I realize you can't always expect people to click links, but I did start out by saying I had a more detailed account of my thoughts in Dino's thread in the SLB forums. Where I said this - on the linked page - on February 18:
It is an absolute objective fact that morbidity and mortality rates amongst the bottom 25% of Americans increased (got worse) following the passage of the ACA. This was because of the opioid crisis, not the ACA. But trends since then are clearly no better than pre-ACA. It's absolutely not keeping people alive or healthy any more effectively than the preceding healthcare system. And it increased total healthcare spending, largely by introducing lots of new administrative overhead. What's good about that?
Coverage is not an inherent good. The popular defense of the ACA based on numbers of people covered is an obvious fallacy.

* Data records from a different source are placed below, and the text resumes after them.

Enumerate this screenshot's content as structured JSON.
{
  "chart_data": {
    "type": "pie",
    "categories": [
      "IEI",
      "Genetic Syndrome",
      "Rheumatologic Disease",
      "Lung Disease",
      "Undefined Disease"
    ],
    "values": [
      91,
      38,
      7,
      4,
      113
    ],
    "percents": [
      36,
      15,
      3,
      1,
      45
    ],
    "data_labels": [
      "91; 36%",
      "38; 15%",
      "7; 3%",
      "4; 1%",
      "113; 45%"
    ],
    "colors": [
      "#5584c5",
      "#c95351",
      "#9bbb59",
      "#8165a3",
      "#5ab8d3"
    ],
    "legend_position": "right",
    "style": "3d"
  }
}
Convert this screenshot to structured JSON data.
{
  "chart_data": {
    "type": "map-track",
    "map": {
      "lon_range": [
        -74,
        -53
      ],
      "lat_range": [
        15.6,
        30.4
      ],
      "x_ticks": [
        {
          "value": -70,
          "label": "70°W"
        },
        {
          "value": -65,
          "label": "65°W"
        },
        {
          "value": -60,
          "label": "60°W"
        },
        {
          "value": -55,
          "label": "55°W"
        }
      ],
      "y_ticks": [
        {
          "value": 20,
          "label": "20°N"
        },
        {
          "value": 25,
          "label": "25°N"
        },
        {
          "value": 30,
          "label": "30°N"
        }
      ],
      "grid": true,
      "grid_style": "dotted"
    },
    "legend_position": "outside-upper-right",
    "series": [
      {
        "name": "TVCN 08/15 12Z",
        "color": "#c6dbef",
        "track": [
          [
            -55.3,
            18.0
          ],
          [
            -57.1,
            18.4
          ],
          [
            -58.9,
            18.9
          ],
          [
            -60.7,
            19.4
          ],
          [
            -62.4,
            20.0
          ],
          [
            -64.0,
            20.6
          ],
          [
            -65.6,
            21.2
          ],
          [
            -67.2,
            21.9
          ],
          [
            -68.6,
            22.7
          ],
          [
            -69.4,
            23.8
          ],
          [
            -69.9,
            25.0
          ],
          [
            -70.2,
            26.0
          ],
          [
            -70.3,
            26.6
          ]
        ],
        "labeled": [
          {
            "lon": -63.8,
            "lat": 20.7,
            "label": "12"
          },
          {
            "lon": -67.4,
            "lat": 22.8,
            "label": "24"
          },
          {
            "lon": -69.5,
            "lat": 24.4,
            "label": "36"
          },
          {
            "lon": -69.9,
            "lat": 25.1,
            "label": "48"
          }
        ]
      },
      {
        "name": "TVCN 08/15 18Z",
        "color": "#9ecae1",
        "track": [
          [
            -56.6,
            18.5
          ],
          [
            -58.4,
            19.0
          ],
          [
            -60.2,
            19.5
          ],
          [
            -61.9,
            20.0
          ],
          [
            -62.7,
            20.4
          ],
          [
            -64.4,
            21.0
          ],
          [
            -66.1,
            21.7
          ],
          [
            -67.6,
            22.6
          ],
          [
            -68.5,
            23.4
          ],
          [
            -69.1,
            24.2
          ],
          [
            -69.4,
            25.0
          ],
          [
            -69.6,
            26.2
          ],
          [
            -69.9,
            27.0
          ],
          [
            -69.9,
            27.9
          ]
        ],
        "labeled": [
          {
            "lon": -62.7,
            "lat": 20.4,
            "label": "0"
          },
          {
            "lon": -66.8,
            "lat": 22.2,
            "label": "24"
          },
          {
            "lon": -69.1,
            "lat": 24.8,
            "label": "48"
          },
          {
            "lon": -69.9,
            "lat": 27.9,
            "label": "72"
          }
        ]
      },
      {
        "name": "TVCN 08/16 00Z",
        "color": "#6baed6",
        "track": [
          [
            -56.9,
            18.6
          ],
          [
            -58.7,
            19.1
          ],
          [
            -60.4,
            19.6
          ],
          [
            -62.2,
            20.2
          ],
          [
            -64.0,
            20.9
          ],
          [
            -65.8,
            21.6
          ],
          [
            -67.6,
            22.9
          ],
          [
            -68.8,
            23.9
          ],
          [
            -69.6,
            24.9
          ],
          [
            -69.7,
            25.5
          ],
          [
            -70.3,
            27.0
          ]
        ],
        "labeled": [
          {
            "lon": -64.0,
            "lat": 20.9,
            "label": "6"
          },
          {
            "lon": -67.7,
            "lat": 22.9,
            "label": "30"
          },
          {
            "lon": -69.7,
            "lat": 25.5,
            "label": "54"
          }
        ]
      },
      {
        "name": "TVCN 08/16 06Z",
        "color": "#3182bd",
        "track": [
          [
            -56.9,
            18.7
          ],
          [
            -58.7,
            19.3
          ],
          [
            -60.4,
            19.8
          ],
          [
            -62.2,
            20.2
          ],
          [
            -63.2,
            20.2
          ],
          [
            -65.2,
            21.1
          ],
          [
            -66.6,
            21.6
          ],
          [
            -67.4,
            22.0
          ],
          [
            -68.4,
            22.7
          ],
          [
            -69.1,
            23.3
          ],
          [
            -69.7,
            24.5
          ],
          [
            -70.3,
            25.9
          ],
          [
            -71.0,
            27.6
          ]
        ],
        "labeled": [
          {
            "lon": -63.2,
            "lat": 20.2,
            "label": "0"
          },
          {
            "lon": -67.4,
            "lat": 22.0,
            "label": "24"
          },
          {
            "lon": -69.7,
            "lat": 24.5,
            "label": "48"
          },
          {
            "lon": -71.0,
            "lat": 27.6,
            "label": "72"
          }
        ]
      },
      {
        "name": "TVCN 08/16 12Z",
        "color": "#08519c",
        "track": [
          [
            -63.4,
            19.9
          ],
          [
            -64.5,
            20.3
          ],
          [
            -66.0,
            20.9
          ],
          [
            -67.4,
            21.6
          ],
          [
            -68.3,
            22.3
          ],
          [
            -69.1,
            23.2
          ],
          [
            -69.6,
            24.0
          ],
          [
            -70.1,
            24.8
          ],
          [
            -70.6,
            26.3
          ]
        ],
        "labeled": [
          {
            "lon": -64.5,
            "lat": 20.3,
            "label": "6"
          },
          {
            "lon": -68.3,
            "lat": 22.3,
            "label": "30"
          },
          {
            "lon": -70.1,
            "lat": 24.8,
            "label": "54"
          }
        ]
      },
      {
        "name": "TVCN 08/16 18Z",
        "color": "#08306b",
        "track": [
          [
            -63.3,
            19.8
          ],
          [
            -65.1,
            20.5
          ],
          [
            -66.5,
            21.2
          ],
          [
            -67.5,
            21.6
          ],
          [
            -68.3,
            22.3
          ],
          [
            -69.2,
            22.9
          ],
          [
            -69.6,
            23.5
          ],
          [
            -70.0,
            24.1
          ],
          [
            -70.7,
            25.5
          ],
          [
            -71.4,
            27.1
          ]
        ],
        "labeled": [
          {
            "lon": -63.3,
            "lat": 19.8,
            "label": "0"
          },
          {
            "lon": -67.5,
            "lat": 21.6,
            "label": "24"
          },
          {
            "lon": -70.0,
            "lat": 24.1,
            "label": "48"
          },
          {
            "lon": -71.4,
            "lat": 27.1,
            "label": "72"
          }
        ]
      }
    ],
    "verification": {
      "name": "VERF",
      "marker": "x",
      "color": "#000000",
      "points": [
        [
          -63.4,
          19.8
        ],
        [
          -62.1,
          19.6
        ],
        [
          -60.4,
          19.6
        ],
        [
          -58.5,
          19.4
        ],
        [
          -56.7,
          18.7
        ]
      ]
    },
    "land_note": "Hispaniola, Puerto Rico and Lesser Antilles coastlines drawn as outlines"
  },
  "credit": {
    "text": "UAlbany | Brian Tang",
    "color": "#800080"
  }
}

I think I've been entirely consistent with this. Honestly, nothing you've argued is really convincing that the ACA
isn't a factor in the increasing mortality - it remains true that more of the increase in mortality in people below Medicare age is from managed health issues than external factors. But it really doesn't matter. What is clear is that the ACA has not
improved healthcare outcomes for low-income Americans, at least in an aggregated statistical sense. With that being the case, I think it's clearly a failure - it's eating up hundreds of billions of tax dollars to not help the American people. And before you downplay that number again, think about how you'd react to a $200 billion bump in military spending. It's a lot of money. Granted, some people who know a lot more about the financial aspects of the healthcare system than I do have argued that this expense will soon be made up, or is already being made up, elsewhere in the system. I assume there is at least some truth to this. As a matter of political philosophy, I'd rather the money not come from taxes, but that's not a real practical consideration. What is, however, is the uncertainty that the expansion of low-compensation plans has placed on PCPs and especially emergency care. It's now the case that a lot of ER docs and some PCPs in large healthcare groups (HMOs, big hospital systems, etc.) produce negative values; that is, their salary and the salary of attached personnel, equipment, etc. exceed the proceeds of their billing. It's really not clear how this could impact our healthcare system, but it's a somewhat scary prospect, and something that surprisingly few people seem to be aware of/concerned about. As overall margins for hospitals go down there is going to be increasing pressure to reduce staffing in ERs. That's not going to be good for anybody.